In my post Friday, however, I touched on things like not setting yourself up for failure and about reading the seed packets. Remember, I’ve been doing this stuff in earnest for 25 years (and as a dabbler since I could walk probably so we’re talking 5 decades of experience). Anyone who owns 2 books about seed starting (I mean, does anyone even own books anymore and not just use the internet?) has to be pretty hard-core!
That doesn’t mean that seed starting is always hard. But it does mean that in certain cases–I mentioned a couple last week–you might need to do certain things for your seeds to help them. That’s what this post is about.
The first thing you always want to know is whether you have to cover the seeds or whether they need light to germinate. Most seeds are fine being covered and being in the dark. I start most of my seeds in those little coir wafers I mentioned. I just drop them into the holes in the little discs, put them in my dark furnace room where it’s warm, and check them every few days to see if they’ve sprouted.
I do put the discs (which you have to wet so that they expand) into little trays and I cover the trays. I have re-usable trays for this purpose that I’ve used for decades.
Now clearly if the seeds need light to germinate, I can’t do that. I will go through all the same steps (coir disc in the tray with the plastic cover to retain moisture) but I’ll put the tray in a sunny south window, again checking every few days for germination.

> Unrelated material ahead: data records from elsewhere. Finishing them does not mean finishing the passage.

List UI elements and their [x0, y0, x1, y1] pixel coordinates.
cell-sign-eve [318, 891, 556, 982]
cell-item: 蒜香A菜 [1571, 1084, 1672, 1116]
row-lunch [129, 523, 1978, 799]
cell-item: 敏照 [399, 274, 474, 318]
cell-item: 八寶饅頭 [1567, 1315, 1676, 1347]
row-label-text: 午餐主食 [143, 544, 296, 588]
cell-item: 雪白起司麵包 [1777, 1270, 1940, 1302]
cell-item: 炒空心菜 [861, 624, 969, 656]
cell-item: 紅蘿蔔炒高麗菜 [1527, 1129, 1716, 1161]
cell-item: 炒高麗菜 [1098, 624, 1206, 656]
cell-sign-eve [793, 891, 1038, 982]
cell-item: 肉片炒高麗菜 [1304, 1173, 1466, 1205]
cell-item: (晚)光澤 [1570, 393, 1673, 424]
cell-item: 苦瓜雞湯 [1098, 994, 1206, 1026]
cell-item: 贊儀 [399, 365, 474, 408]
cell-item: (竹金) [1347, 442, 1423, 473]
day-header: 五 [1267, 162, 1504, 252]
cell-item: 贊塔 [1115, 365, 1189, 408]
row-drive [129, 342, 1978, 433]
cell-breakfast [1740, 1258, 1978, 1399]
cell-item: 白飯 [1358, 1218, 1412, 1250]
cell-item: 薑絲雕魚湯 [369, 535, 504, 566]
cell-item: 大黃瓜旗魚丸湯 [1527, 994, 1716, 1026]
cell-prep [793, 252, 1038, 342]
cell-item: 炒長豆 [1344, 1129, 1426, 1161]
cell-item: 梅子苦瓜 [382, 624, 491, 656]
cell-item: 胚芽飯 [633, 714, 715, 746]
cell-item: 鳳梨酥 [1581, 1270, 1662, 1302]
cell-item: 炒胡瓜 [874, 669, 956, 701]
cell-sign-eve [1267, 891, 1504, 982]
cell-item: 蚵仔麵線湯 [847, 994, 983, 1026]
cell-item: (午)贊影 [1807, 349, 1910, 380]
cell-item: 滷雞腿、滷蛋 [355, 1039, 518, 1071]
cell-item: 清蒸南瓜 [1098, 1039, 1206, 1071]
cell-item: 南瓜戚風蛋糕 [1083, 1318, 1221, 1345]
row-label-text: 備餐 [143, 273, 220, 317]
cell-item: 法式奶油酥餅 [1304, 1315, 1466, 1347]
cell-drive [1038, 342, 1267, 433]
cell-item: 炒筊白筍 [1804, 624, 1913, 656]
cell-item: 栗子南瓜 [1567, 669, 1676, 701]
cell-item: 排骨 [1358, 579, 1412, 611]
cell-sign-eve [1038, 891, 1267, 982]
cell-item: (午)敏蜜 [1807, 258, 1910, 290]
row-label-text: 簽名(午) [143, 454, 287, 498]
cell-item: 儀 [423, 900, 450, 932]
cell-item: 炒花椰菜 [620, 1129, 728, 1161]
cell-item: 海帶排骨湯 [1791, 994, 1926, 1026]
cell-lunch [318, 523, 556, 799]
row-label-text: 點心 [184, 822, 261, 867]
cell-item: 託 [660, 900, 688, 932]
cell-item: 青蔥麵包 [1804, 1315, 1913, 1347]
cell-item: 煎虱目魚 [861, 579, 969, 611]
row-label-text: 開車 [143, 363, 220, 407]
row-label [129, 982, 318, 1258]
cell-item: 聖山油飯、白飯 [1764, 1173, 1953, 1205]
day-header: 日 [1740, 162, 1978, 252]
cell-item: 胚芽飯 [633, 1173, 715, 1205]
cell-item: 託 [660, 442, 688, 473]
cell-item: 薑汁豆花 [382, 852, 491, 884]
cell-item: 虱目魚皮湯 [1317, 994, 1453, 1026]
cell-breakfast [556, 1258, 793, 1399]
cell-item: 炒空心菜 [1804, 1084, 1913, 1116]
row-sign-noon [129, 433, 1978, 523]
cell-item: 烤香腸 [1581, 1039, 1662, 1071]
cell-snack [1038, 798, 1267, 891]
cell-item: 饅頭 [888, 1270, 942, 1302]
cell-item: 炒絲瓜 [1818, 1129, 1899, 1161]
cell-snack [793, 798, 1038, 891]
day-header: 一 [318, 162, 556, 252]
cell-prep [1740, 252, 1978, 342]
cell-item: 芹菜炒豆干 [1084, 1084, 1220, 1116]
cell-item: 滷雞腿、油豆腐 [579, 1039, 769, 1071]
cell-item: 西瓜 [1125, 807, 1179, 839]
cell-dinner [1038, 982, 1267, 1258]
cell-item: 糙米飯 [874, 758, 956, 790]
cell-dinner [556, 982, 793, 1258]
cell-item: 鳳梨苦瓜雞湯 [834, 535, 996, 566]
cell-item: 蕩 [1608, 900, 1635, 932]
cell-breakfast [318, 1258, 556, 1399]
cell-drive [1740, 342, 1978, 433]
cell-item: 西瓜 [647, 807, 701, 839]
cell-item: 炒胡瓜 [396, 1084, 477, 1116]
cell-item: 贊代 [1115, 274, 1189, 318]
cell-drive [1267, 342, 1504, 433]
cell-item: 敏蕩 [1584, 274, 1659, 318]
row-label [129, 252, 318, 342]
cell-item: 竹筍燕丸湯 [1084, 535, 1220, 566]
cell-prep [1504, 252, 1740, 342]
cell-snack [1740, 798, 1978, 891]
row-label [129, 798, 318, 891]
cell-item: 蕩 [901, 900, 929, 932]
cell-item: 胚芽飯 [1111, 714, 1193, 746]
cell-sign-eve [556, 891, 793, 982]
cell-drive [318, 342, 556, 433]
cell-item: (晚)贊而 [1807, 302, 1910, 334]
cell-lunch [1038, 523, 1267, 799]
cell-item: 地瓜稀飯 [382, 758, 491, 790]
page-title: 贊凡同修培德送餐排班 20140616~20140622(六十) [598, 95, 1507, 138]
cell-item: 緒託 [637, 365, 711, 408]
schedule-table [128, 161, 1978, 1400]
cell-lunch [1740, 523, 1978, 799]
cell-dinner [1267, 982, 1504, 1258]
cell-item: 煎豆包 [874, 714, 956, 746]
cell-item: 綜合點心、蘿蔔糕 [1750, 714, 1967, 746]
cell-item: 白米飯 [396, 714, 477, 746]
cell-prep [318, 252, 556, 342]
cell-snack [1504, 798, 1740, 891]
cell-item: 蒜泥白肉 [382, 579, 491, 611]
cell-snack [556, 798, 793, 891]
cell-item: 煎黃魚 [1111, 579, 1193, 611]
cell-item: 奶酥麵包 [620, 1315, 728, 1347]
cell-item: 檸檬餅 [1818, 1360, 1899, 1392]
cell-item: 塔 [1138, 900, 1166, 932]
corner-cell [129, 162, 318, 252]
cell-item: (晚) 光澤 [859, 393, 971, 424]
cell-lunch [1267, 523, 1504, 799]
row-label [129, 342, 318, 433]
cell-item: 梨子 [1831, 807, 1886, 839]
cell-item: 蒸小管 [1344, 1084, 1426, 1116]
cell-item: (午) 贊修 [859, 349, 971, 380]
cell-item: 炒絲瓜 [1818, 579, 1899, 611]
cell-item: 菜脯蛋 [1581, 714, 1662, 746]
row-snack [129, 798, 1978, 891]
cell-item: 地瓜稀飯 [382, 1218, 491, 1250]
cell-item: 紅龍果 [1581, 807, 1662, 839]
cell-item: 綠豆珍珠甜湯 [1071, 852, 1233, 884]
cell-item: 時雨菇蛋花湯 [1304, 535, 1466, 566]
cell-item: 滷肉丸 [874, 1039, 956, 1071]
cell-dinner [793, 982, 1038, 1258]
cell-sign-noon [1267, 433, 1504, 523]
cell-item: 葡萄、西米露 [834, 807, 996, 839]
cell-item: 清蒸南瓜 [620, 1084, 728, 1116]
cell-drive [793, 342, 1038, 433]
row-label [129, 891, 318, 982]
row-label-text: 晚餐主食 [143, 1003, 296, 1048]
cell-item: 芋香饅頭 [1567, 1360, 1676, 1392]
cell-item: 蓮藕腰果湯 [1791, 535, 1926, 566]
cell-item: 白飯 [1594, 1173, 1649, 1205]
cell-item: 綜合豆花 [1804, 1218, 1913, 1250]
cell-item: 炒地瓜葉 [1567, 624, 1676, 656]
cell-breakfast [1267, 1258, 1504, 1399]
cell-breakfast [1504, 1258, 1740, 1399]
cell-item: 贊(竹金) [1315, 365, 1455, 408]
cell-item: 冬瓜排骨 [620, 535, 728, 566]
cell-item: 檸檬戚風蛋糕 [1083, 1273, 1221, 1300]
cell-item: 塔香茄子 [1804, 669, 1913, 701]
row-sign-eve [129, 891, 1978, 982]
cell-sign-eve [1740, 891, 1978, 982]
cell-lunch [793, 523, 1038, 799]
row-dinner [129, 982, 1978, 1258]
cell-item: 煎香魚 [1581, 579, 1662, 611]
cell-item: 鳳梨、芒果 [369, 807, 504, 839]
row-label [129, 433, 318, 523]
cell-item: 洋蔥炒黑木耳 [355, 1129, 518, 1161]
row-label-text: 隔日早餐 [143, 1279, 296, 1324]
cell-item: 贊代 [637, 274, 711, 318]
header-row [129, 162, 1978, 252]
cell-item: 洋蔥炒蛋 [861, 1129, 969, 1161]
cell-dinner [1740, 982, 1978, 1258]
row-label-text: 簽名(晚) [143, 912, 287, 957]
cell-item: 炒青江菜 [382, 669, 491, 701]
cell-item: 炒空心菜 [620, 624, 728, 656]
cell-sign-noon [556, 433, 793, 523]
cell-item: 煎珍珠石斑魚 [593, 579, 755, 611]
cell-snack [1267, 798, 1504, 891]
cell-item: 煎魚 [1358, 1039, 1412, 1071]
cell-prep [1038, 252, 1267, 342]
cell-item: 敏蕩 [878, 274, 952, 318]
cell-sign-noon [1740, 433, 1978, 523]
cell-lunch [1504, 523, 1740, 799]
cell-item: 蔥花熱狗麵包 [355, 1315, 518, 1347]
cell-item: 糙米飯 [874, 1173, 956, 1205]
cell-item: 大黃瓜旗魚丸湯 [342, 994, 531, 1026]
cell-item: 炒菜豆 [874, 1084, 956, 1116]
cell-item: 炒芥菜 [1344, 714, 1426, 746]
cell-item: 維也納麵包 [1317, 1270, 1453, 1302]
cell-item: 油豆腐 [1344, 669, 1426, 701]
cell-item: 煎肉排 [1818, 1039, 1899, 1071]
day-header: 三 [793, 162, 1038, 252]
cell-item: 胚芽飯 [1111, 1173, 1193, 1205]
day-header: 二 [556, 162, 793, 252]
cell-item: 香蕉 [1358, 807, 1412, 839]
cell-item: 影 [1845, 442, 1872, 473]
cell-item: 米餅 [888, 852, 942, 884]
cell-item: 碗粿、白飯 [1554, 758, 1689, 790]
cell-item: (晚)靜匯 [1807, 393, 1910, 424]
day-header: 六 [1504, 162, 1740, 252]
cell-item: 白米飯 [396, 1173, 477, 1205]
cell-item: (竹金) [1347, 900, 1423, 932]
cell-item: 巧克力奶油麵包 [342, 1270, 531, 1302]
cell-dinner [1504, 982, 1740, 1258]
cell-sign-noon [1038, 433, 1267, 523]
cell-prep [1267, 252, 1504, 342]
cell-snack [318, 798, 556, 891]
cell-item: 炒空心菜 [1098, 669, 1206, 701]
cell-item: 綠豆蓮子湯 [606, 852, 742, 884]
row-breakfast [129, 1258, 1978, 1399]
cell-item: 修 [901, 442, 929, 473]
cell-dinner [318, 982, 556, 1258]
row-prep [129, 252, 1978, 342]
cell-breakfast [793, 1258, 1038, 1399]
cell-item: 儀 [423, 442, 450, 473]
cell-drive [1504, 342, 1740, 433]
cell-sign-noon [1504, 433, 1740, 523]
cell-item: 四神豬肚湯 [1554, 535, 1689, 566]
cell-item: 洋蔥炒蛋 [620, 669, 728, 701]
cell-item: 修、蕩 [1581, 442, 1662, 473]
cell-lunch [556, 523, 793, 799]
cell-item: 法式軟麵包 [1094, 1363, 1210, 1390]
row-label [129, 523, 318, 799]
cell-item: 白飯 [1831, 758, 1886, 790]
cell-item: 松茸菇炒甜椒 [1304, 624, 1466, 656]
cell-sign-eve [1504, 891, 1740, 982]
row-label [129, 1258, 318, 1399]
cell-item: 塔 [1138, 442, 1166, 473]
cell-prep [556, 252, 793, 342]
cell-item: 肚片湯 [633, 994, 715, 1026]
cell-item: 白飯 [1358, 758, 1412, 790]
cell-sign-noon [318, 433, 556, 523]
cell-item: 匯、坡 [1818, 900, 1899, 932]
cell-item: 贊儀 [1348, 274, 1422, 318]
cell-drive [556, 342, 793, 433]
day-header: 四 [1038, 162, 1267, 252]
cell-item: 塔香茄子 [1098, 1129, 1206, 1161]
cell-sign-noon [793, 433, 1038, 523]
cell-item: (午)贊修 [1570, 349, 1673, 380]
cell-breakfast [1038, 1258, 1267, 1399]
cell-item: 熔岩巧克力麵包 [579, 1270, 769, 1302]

But what happens if your seed package says “needs a period of cold to germinate.” In that case, you have a couple of options. Since it’s usually perennials or cold-hardy annuals that have these instructions, you can do whatever you would normally do to start them and then set them in a protected cold place, checking them as you would do any other seeds. The instructions will often tell you how long the cold period will be, but it is quite often a significant period of cold–a month or more, because what you are trying to do is to simulate the cold dormancy of winter that the seed would have gone through if it remained on the plant out-of-doors.
Be careful if you are using your refrigerator for this cold place. And extra refrigerator is a great place to do this so long as it doesn’t have fruits or vegetables in it. Some fruits and vegetables can give off compounds that can interfere with plants, particularly bulbs. But you don’t want to take the risk that an apple or an onion is going to undo all your hard work in chilling your seeds. Better to find a protected place–even under a flower pot outside–than to risk using your current fridge.
This period of cold is called stratification, or cold stratifying in case you run across those “technical” terms.
But I see I’ve gone on for quite some time so we’ll continue again on Friday about how to protect seeds from that most dreaded of diseases, damping off!